Now, mind, I realize that "forty" is just a placeholder for "a bunch", an indeterminate amount, as in "One, Two, Three, Many". I also understand that the Exodus is probably pure myth – I've read that there are no Egyptian records of large numbers of Israeli slaves. It's still a long time to assign to a few weeks march.
That being said, one of the things I have long been interested in about the Old Testament is suggested by the (usual) First Commandment – you shall have no other gods before me. The assumption, so far as I can tell from my spotty reading, is that the implication is not that one shall have no false gods – it's that there are plenty of gods and godlings thick on the ground, but you should stick to your own franchise, and not wander off with one of the others. It's a matter of teams, rather than Absolute Truth.
A related point is that the Old Testament God is a great deal smaller than the current touted Universal Spirit. In Genesis, he's walking in the Garden in the cool of the day. Not only is he human-sized, he spritzes. Even in the desert, he's leading the refugees as a pillar of smoke in the day, and a pillar of fire in the night. Not sending pillars – he's down there leading.
The traditional Second Commandment – you shall not make any graven images – the one that causes Moslems to eschew any figurative art at all – is also interesting, suggesting the confusion between the map and the territory, and the tendency to venerate the figure and not the purported entity behind it. Probably deserves its own discussion.
And then there's manna.
During the War, the Red Cross or suchlike organizations would send supplemental food supplies to Allied prisoners of war. (For all I know, they aided German POWs as well. I'll have to go research that.) The Germans, I have read, released these supplies to the prisoners, and always punctured the tins first. That way, the prisoners would have to consume them promptly, and couldn't save them up as provisions for an escape and a quiet dash to the coast.

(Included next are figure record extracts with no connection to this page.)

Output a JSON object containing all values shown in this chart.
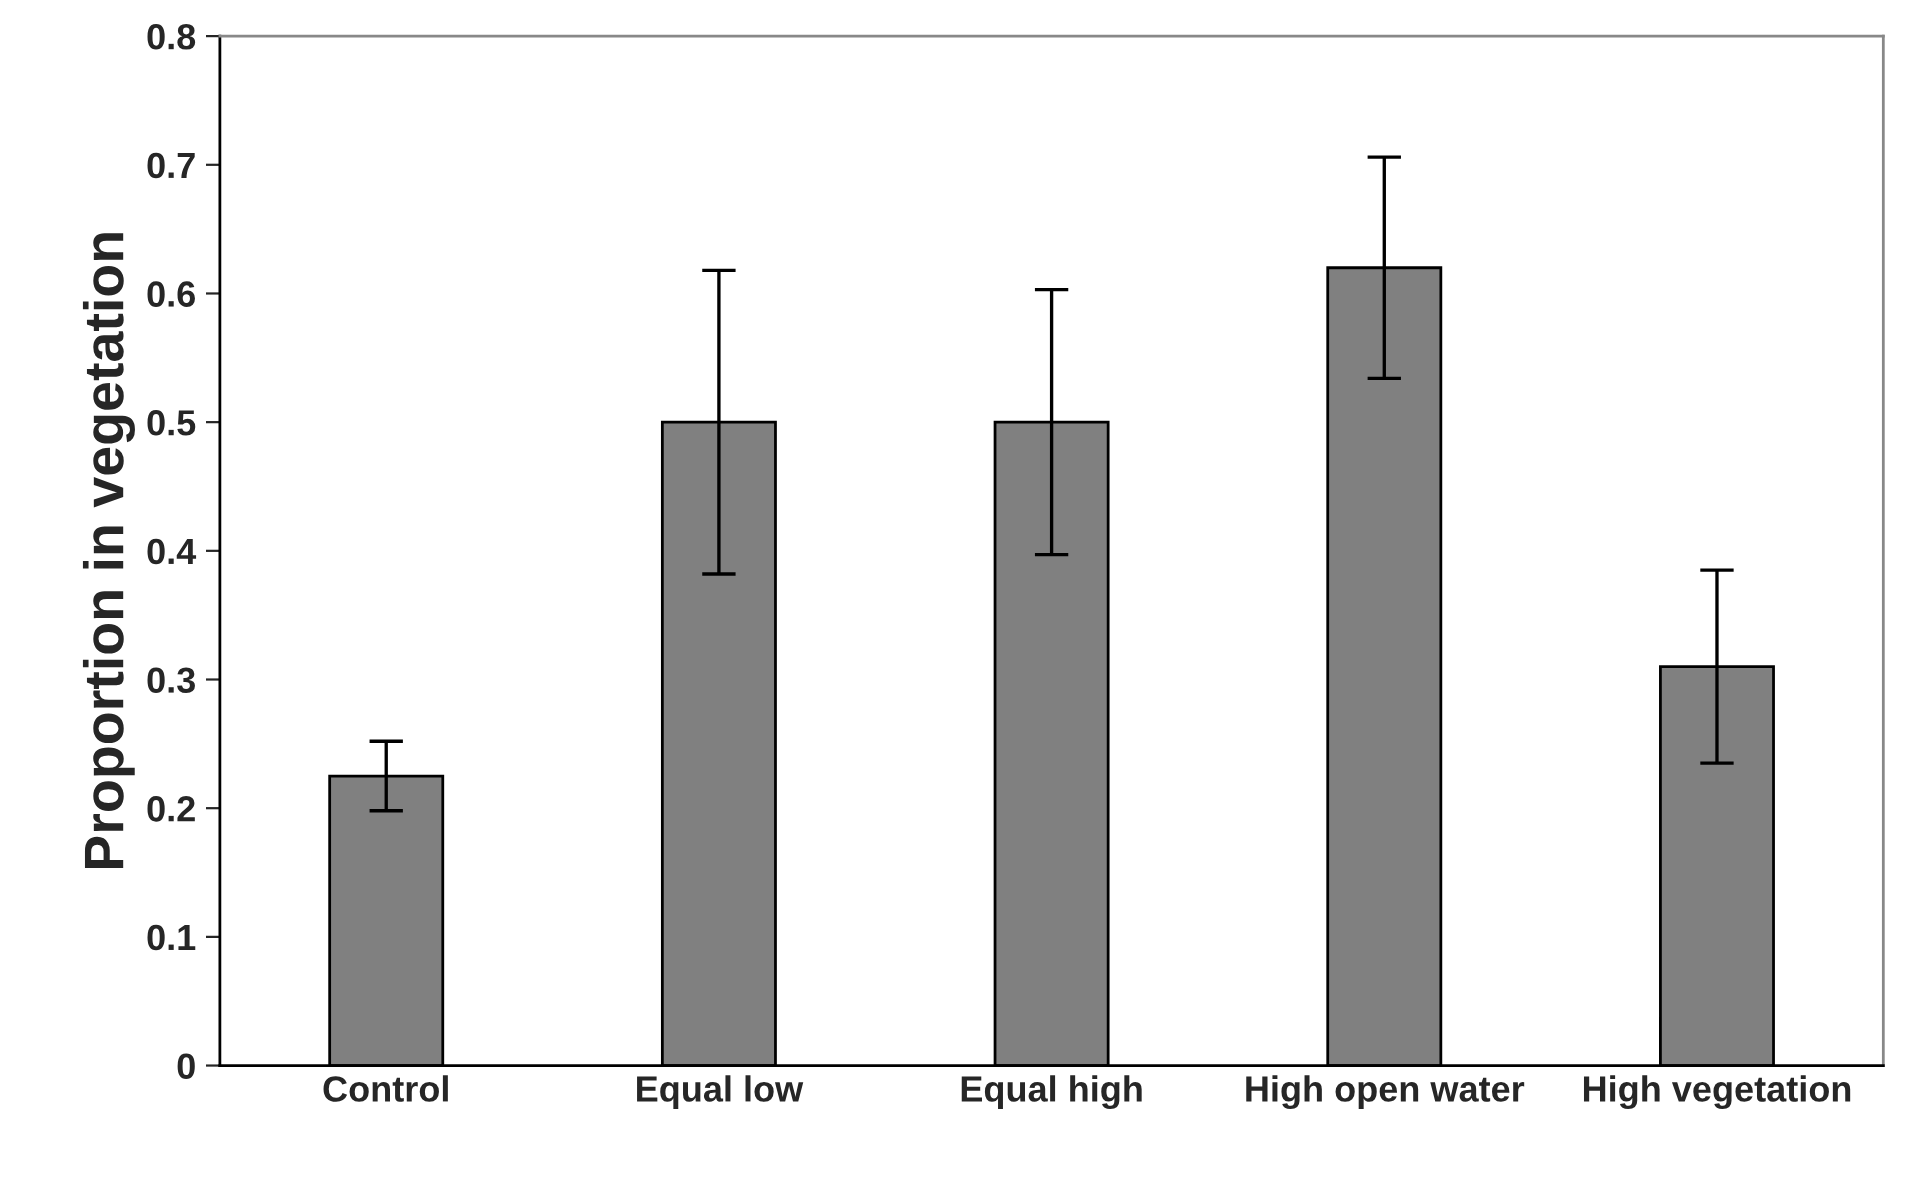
{
  "chart_data": {
    "type": "bar",
    "ylabel": "Proportion in vegetation",
    "categories": [
      "Control",
      "Equal low",
      "Equal high",
      "High open water",
      "High vegetation"
    ],
    "values": [
      0.225,
      0.5,
      0.5,
      0.62,
      0.31
    ],
    "errors": [
      0.027,
      0.118,
      0.103,
      0.086,
      0.075
    ],
    "color": "#808080",
    "ylim": [
      0,
      0.8
    ],
    "yticks": [
      {
        "value": 0,
        "label": "0"
      },
      0.1,
      0.2,
      0.3,
      0.4,
      0.5,
      0.6,
      0.7,
      0.8
    ],
    "grid": false,
    "legend": false
  }
}
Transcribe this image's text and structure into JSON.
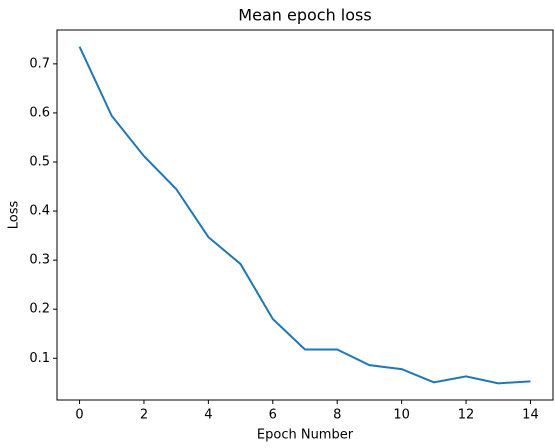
{
  "chart_data": {
    "type": "line",
    "title": "Mean epoch loss",
    "x_label": "Epoch Number",
    "y_label": "Loss",
    "x": [
      0,
      1,
      2,
      3,
      4,
      5,
      6,
      7,
      8,
      9,
      10,
      11,
      12,
      13,
      14
    ],
    "series": [
      {
        "color": "#1f77b4",
        "values": [
          0.735,
          0.594,
          0.512,
          0.445,
          0.347,
          0.292,
          0.18,
          0.118,
          0.118,
          0.086,
          0.078,
          0.051,
          0.063,
          0.049,
          0.053
        ]
      }
    ],
    "xlim": [
      -0.7,
      14.7
    ],
    "xticks": [
      0,
      2,
      4,
      6,
      8,
      10,
      12,
      14
    ],
    "ylim": [
      0.015,
      0.769
    ],
    "yticks": [
      0.1,
      0.2,
      0.3,
      0.4,
      0.5,
      0.6,
      0.7
    ]
  }
}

15: And when the children of Israel saw it, they said one to another, It is manna: for they wist not what it was. And Moses said unto them, This is the bread which the LORD hath given you to eat.
16: This is the thing which the LORD hath commanded, Gather of it every man according to his eating, an omer for every man, according to the number of your persons; take ye every man for them which are in his tents.
17: And the children of Israel did so, and gathered, some more, some less.
18: And when they did mete it with an omer, he that gathered much had nothing over, and he that gathered little had no lack; they gathered every man according to his eating.
19: And Moses said, Let no man leave of it till the morning.
20: Notwithstanding they hearkened not unto Moses; but some of them left of it until the morning, and it bred worms, and stank: and Moses was wroth with them.
21: And they gathered it every morning, every man according to his eating: and when the sun waxed hot, it melted
So the Lord has led these refugees into the Sinai, and is walking them around and around in circles. The Lord issues rations daily, but has arranged it so that they can't be used later than the day they're issued. Seems to me the Lord is making sure no one can say "My fliggerty grandfather fled fliggerty Egypt, and died out here walking in fliggerty circles, and my father was born out here and has done nothing but walk in fliggerty circles, and I've spent my entire fliggerty life eating fliggerty manna and walking in fliggerty circles. I'm out of this Christless circus" and take off on their own, for an escape and a quiet dash to the coast.
The Old Testament – full of psychological surprises. Next service – Leviticus!